Afin que les Suédois puissent faire leurs adieux plus vite, les morts continuent à rester plus de temps que prévus à la morgue malgré les efforts des autorités.

Une étude sur la longue attente des morts avant leurs transferts vers leurs lieux de repos a été lancée en Suède par l’essayiste, l’auteure et critique de la culture, Lotte Möller. Un livre sur les funérailles suédoises qui révèle que cela prend presque un mois pour que leur cher disparu se repose à jamais a été écrit par l’auteur. Lotte Möller a ironisé qu’en Suède, le défunt est considéré comme un meuble en kit, les Suédois qui ne sont pas trop sentimentalistes, sans fantaisie et très pragmatiques, veulent seulement faire simple et efficace. Elle a révélé que le mort ne compte plus et n’est plus le problème de sa famille et que le corps est pris en charge. Pour la cérémonie de funérailles, les Suédois ont beaucoup de choses à préparer. L’auteur a souligné que vu que la mort ne prévient pas et intervient à un moment inattendu, les Suédois estiment que pour que les amis et la famille y assistent à son enterrement, il le faut reculer le plus possible.
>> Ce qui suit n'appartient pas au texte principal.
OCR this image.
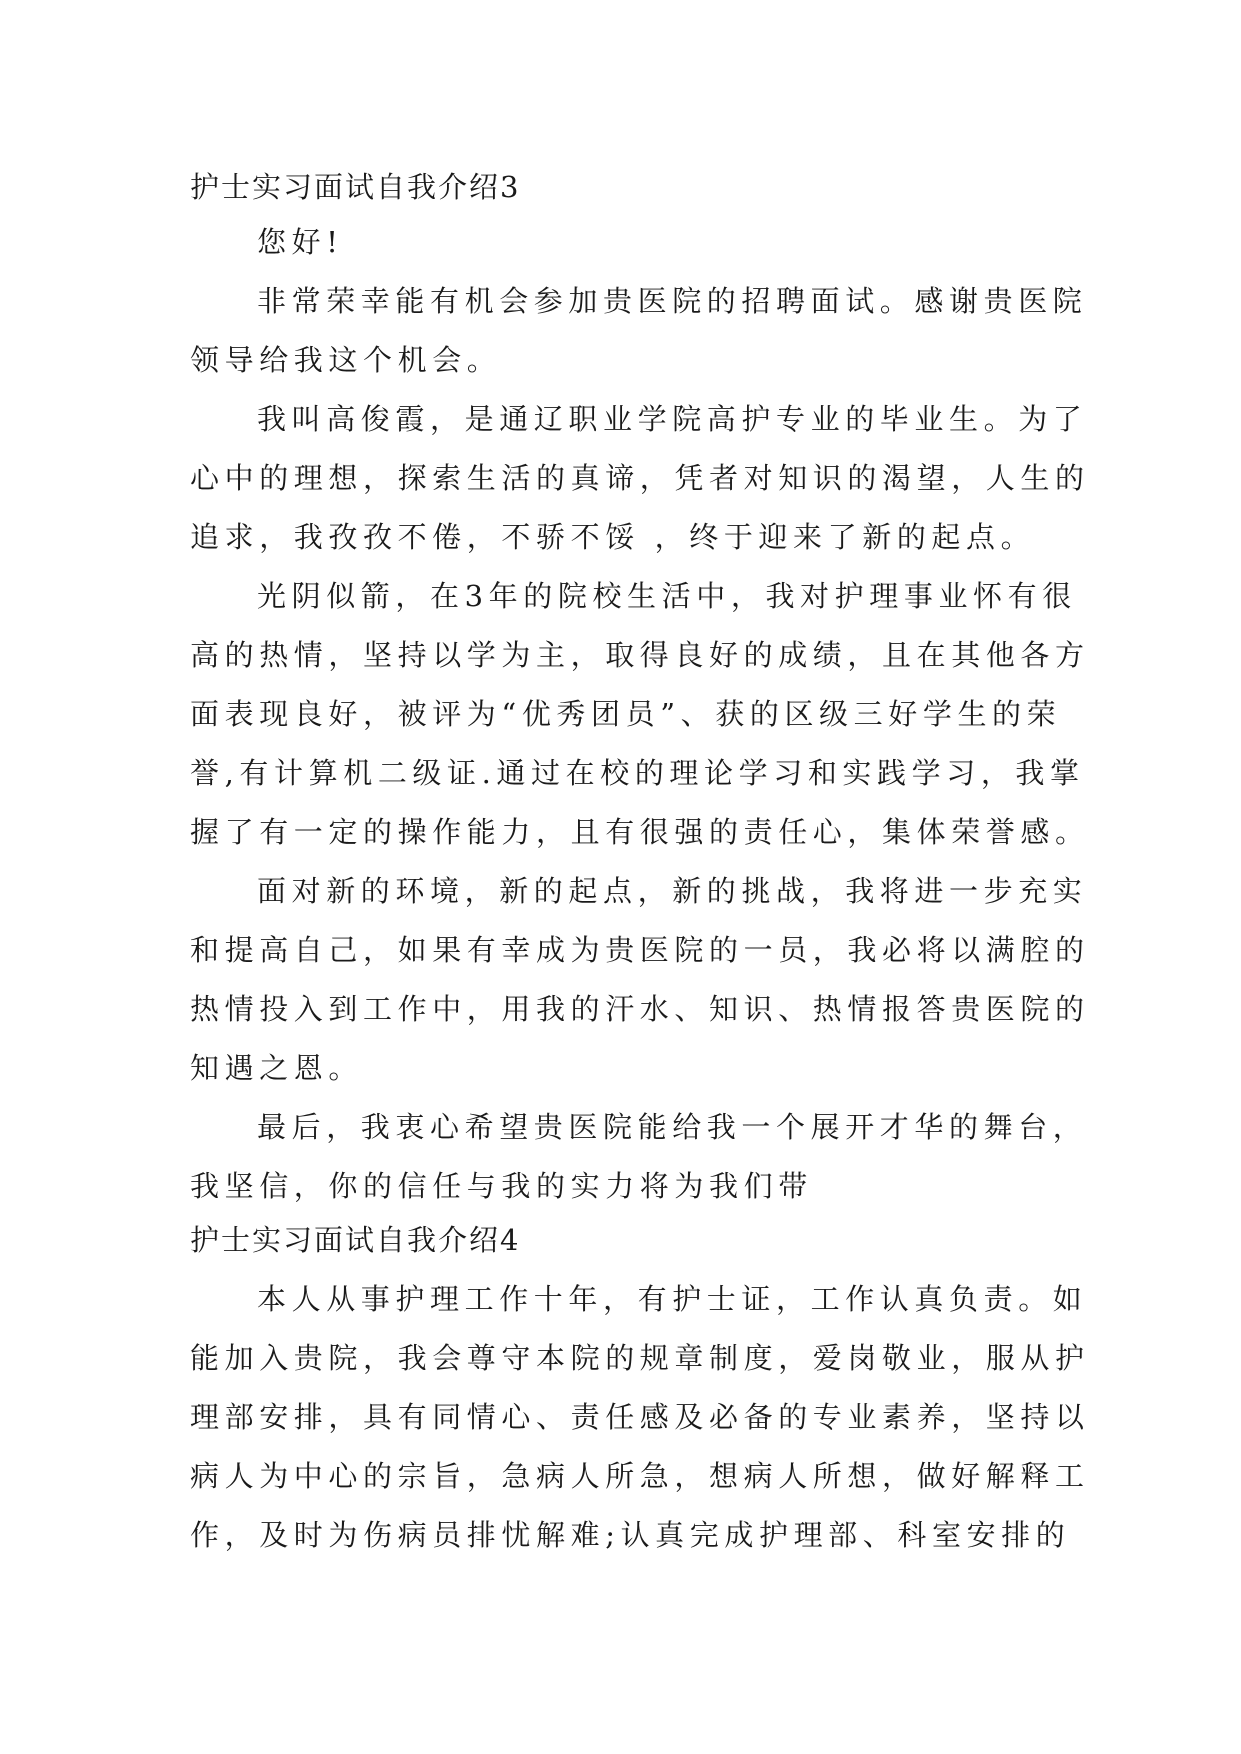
护士实习面试自我介绍3
您好!
非常荣幸能有机会参加贵医院的招聘面试。感谢贵医院
领导给我这个机会。
我叫高俊霞，是通辽职业学院高护专业的毕业生。为了
心中的理想，探索生活的真谛，凭者对知识的渴望，人生的
追求，我孜孜不倦，不骄不馁 ，终于迎来了新的起点。
光阴似箭，在3年的院校生活中，我对护理事业怀有很
高的热情，坚持以学为主，取得良好的成绩，且在其他各方
面表现良好，被评为“优秀团员”、获的区级三好学生的荣
誉,有计算机二级证.通过在校的理论学习和实践学习，我掌
握了有一定的操作能力，且有很强的责任心，集体荣誉感。
面对新的环境，新的起点，新的挑战，我将进一步充实
和提高自己，如果有幸成为贵医院的一员，我必将以满腔的
热情投入到工作中，用我的汗水、知识、热情报答贵医院的
知遇之恩。
最后，我衷心希望贵医院能给我一个展开才华的舞台，
我坚信，你的信任与我的实力将为我们带
护士实习面试自我介绍4
本人从事护理工作十年，有护士证，工作认真负责。如
能加入贵院，我会尊守本院的规章制度，爱岗敬业，服从护
理部安排，具有同情心、责任感及必备的专业素养，坚持以
病人为中心的宗旨，急病人所急，想病人所想，做好解释工
作，及时为伤病员排忧解难;认真完成护理部、科室安排的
L’historien de l’Église suédoise, Anders Jarlet a expliqué qu’il fallait donner du temps aux pionniers du tourisme de masse parti à l’étranger et aux nouveaux expatriés pour revenir aux pays.

Par contre, selon la coutume, les juifs et les musulmans en Suède doivent être enterrés un à cinq jours après la mort. À noter que la Suède est l’un des pays les plus laïques du monde, où huit pour cent des personnes seulement affirment avoir participé régulièrement à un culte.